Resumiendo, no hay duda de que los movimientos de derecha radical contemporánea son populistas –su retórica consiste en oponer al pueblo contra las élites–, pero una definición tan simple describe su estilo político sin aprehender su contenido. Desde el siglo XIX, hemos experimentado un populismo ruso y norteamericano, gran variedad de populismos latinoamericanos, un populismo fascista y un populismo comunista. Hoy en día, esta etiqueta ha sido aplicada a personalidades tan distintas como Hugo Chávez y Silvio Berlusconi; Marine Le Pen y Jean-Luc Mélenchon, el líder del Frente de Izquierdas francés; Matteo Salvini, el líder de la Liga Norte italiana, y Pablo Iglesias, el líder de Podemos en España. Populismo es un término camaleónico: cuando el adjetivo se transforma en sustantivo, su valor heurístico cae dramáticamente. Muy a menudo, populismo es una palabra que revela el desdén hacia el pueblo por parte de quienes lo utilizan con el fin de descalificar a sus adversarios. Esta es la razón por la cual creo que posfascismo es una definición mucho más pertinente.

Hoy en día el posfascismo está creciendo en todas partes y no sabemos el desenlace de su proliferación. Podría mantenerse en el marco de la democracia liberal, pero también podría experimentar una nueva radicalización, especialmente en el caso de un colapso de la Unión Europea, que es uno de sus objetivos.
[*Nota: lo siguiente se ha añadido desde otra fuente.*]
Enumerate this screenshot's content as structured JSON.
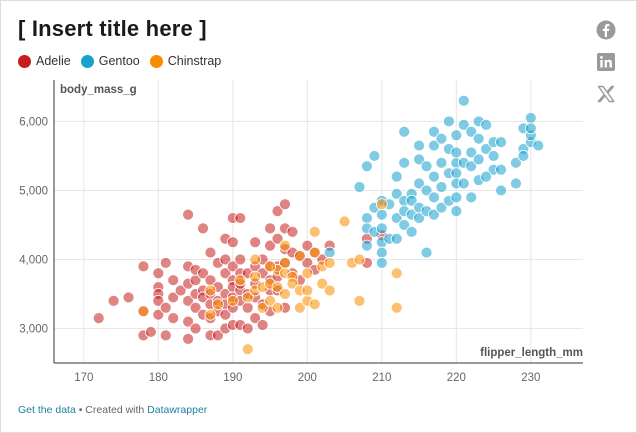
{
  "title": "[ Insert title here ]",
  "legend": [
    {
      "name": "Adelie",
      "color": "#c71e1d"
    },
    {
      "name": "Gentoo",
      "color": "#18a1cd"
    },
    {
      "name": "Chinstrap",
      "color": "#fa8c00"
    }
  ],
  "social": [
    {
      "name": "facebook-icon"
    },
    {
      "name": "linkedin-icon"
    },
    {
      "name": "x-icon"
    }
  ],
  "footer": {
    "get_data": "Get the data",
    "separator": " • Created with ",
    "created_with": "Datawrapper"
  },
  "chart_data": {
    "type": "scatter",
    "xlabel": "flipper_length_mm",
    "ylabel": "body_mass_g",
    "xlim": [
      166,
      237
    ],
    "ylim": [
      2500,
      6600
    ],
    "xticks": [
      170,
      180,
      190,
      200,
      210,
      220,
      230
    ],
    "yticks": [
      3000,
      4000,
      5000,
      6000
    ],
    "ytick_labels": [
      "3,000",
      "4,000",
      "5,000",
      "6,000"
    ],
    "grid": true,
    "series": [
      {
        "name": "Adelie",
        "color": "#c71e1d",
        "points": [
          [
            172,
            3150
          ],
          [
            174,
            3400
          ],
          [
            176,
            3450
          ],
          [
            178,
            3900
          ],
          [
            178,
            3250
          ],
          [
            178,
            2900
          ],
          [
            179,
            2950
          ],
          [
            180,
            3800
          ],
          [
            180,
            3600
          ],
          [
            180,
            3500
          ],
          [
            180,
            3400
          ],
          [
            180,
            3200
          ],
          [
            181,
            3950
          ],
          [
            181,
            3300
          ],
          [
            181,
            2900
          ],
          [
            182,
            3700
          ],
          [
            182,
            3450
          ],
          [
            182,
            3150
          ],
          [
            183,
            3550
          ],
          [
            184,
            3650
          ],
          [
            184,
            3400
          ],
          [
            184,
            3900
          ],
          [
            184,
            3100
          ],
          [
            184,
            2850
          ],
          [
            184,
            4650
          ],
          [
            185,
            3700
          ],
          [
            185,
            3850
          ],
          [
            185,
            3500
          ],
          [
            185,
            3000
          ],
          [
            185,
            3300
          ],
          [
            186,
            3800
          ],
          [
            186,
            3550
          ],
          [
            186,
            3450
          ],
          [
            186,
            3200
          ],
          [
            186,
            4450
          ],
          [
            187,
            3700
          ],
          [
            187,
            3500
          ],
          [
            187,
            3350
          ],
          [
            187,
            2900
          ],
          [
            187,
            3150
          ],
          [
            187,
            4100
          ],
          [
            188,
            3600
          ],
          [
            188,
            3400
          ],
          [
            188,
            3250
          ],
          [
            188,
            3950
          ],
          [
            188,
            2900
          ],
          [
            189,
            3800
          ],
          [
            189,
            3500
          ],
          [
            189,
            3350
          ],
          [
            189,
            3200
          ],
          [
            189,
            3000
          ],
          [
            189,
            4000
          ],
          [
            189,
            4300
          ],
          [
            190,
            3900
          ],
          [
            190,
            3700
          ],
          [
            190,
            3600
          ],
          [
            190,
            3450
          ],
          [
            190,
            3300
          ],
          [
            190,
            3050
          ],
          [
            190,
            4250
          ],
          [
            190,
            4600
          ],
          [
            191,
            4000
          ],
          [
            191,
            3800
          ],
          [
            191,
            3550
          ],
          [
            191,
            3400
          ],
          [
            191,
            3650
          ],
          [
            191,
            4600
          ],
          [
            191,
            3050
          ],
          [
            192,
            3800
          ],
          [
            192,
            3500
          ],
          [
            192,
            3300
          ],
          [
            192,
            3000
          ],
          [
            193,
            3900
          ],
          [
            193,
            3650
          ],
          [
            193,
            3450
          ],
          [
            193,
            3150
          ],
          [
            193,
            4250
          ],
          [
            194,
            4000
          ],
          [
            194,
            3800
          ],
          [
            194,
            3350
          ],
          [
            194,
            3050
          ],
          [
            195,
            4200
          ],
          [
            195,
            3900
          ],
          [
            195,
            3700
          ],
          [
            195,
            3550
          ],
          [
            195,
            3250
          ],
          [
            195,
            4450
          ],
          [
            196,
            4300
          ],
          [
            196,
            3900
          ],
          [
            196,
            3750
          ],
          [
            196,
            3550
          ],
          [
            196,
            4700
          ],
          [
            197,
            4450
          ],
          [
            197,
            4150
          ],
          [
            197,
            3950
          ],
          [
            197,
            3300
          ],
          [
            197,
            4800
          ],
          [
            198,
            4400
          ],
          [
            198,
            4100
          ],
          [
            198,
            3800
          ],
          [
            199,
            4050
          ],
          [
            199,
            3700
          ],
          [
            200,
            4200
          ],
          [
            200,
            3950
          ],
          [
            201,
            4100
          ],
          [
            201,
            3850
          ],
          [
            202,
            4000
          ],
          [
            203,
            4200
          ],
          [
            208,
            3950
          ],
          [
            208,
            4300
          ],
          [
            210,
            4350
          ]
        ]
      },
      {
        "name": "Gentoo",
        "color": "#18a1cd",
        "points": [
          [
            203,
            4100
          ],
          [
            207,
            5050
          ],
          [
            208,
            4600
          ],
          [
            208,
            4450
          ],
          [
            208,
            4200
          ],
          [
            208,
            5350
          ],
          [
            209,
            4750
          ],
          [
            209,
            4400
          ],
          [
            209,
            5500
          ],
          [
            210,
            4850
          ],
          [
            210,
            4650
          ],
          [
            210,
            4450
          ],
          [
            210,
            4250
          ],
          [
            210,
            4100
          ],
          [
            210,
            3950
          ],
          [
            211,
            4800
          ],
          [
            211,
            4300
          ],
          [
            212,
            4950
          ],
          [
            212,
            4600
          ],
          [
            212,
            4300
          ],
          [
            212,
            5200
          ],
          [
            213,
            4850
          ],
          [
            213,
            4700
          ],
          [
            213,
            4500
          ],
          [
            213,
            5400
          ],
          [
            213,
            5850
          ],
          [
            214,
            4950
          ],
          [
            214,
            4850
          ],
          [
            214,
            4650
          ],
          [
            214,
            4400
          ],
          [
            215,
            5100
          ],
          [
            215,
            4750
          ],
          [
            215,
            4600
          ],
          [
            215,
            5450
          ],
          [
            215,
            5650
          ],
          [
            216,
            5000
          ],
          [
            216,
            4700
          ],
          [
            216,
            4100
          ],
          [
            216,
            5350
          ],
          [
            217,
            4900
          ],
          [
            217,
            4650
          ],
          [
            217,
            5200
          ],
          [
            217,
            5650
          ],
          [
            217,
            5850
          ],
          [
            218,
            5050
          ],
          [
            218,
            4750
          ],
          [
            218,
            5400
          ],
          [
            218,
            5750
          ],
          [
            219,
            5250
          ],
          [
            219,
            4850
          ],
          [
            219,
            5600
          ],
          [
            219,
            6000
          ],
          [
            220,
            5400
          ],
          [
            220,
            5250
          ],
          [
            220,
            5100
          ],
          [
            220,
            4900
          ],
          [
            220,
            4700
          ],
          [
            220,
            5550
          ],
          [
            220,
            5800
          ],
          [
            221,
            5400
          ],
          [
            221,
            5100
          ],
          [
            221,
            5950
          ],
          [
            221,
            6300
          ],
          [
            222,
            5350
          ],
          [
            222,
            5550
          ],
          [
            222,
            5850
          ],
          [
            222,
            4900
          ],
          [
            223,
            5150
          ],
          [
            223,
            5450
          ],
          [
            223,
            5750
          ],
          [
            223,
            6000
          ],
          [
            224,
            5600
          ],
          [
            224,
            5950
          ],
          [
            225,
            5300
          ],
          [
            225,
            5500
          ],
          [
            225,
            5700
          ],
          [
            226,
            5300
          ],
          [
            226,
            5700
          ],
          [
            226,
            5000
          ],
          [
            228,
            5400
          ],
          [
            229,
            5600
          ],
          [
            229,
            5900
          ],
          [
            229,
            5500
          ],
          [
            230,
            5700
          ],
          [
            230,
            5800
          ],
          [
            230,
            6050
          ],
          [
            230,
            5900
          ],
          [
            231,
            5650
          ],
          [
            228,
            5100
          ],
          [
            224,
            5200
          ]
        ]
      },
      {
        "name": "Chinstrap",
        "color": "#fa8c00",
        "points": [
          [
            178,
            3250
          ],
          [
            187,
            3200
          ],
          [
            187,
            3550
          ],
          [
            188,
            3350
          ],
          [
            190,
            3400
          ],
          [
            191,
            3700
          ],
          [
            192,
            2700
          ],
          [
            192,
            3450
          ],
          [
            193,
            3550
          ],
          [
            193,
            3750
          ],
          [
            194,
            3300
          ],
          [
            194,
            3600
          ],
          [
            195,
            3650
          ],
          [
            195,
            3400
          ],
          [
            196,
            3300
          ],
          [
            196,
            3850
          ],
          [
            196,
            3600
          ],
          [
            197,
            3800
          ],
          [
            197,
            3950
          ],
          [
            197,
            3500
          ],
          [
            198,
            3750
          ],
          [
            198,
            3650
          ],
          [
            199,
            3550
          ],
          [
            199,
            3300
          ],
          [
            199,
            4050
          ],
          [
            200,
            3400
          ],
          [
            200,
            3550
          ],
          [
            200,
            3800
          ],
          [
            201,
            3350
          ],
          [
            201,
            4100
          ],
          [
            201,
            4400
          ],
          [
            202,
            3650
          ],
          [
            202,
            3900
          ],
          [
            203,
            3950
          ],
          [
            203,
            3550
          ],
          [
            205,
            4550
          ],
          [
            206,
            3950
          ],
          [
            207,
            4000
          ],
          [
            207,
            3400
          ],
          [
            210,
            4800
          ],
          [
            212,
            3800
          ],
          [
            212,
            3300
          ],
          [
            195,
            3900
          ],
          [
            193,
            4000
          ],
          [
            197,
            4200
          ]
        ]
      }
    ]
  }
}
Las premisas de ambos desarrollos ya existen. Como afirmé al principio, la segunda opción lograría la transformación del fascismo en un concepto transhistórico. En este caso, nos veríamos compelidos a reconocer que el fascismo no fue un paréntesis del siglo XX.

 

* Historiador y pensador italiano. Actualmente enseña en la Universidad de Cornell (EEUU). Ha publicado recientemente Las nuevas caras de la derecha (2018) y Melancolía de izquierda (2019.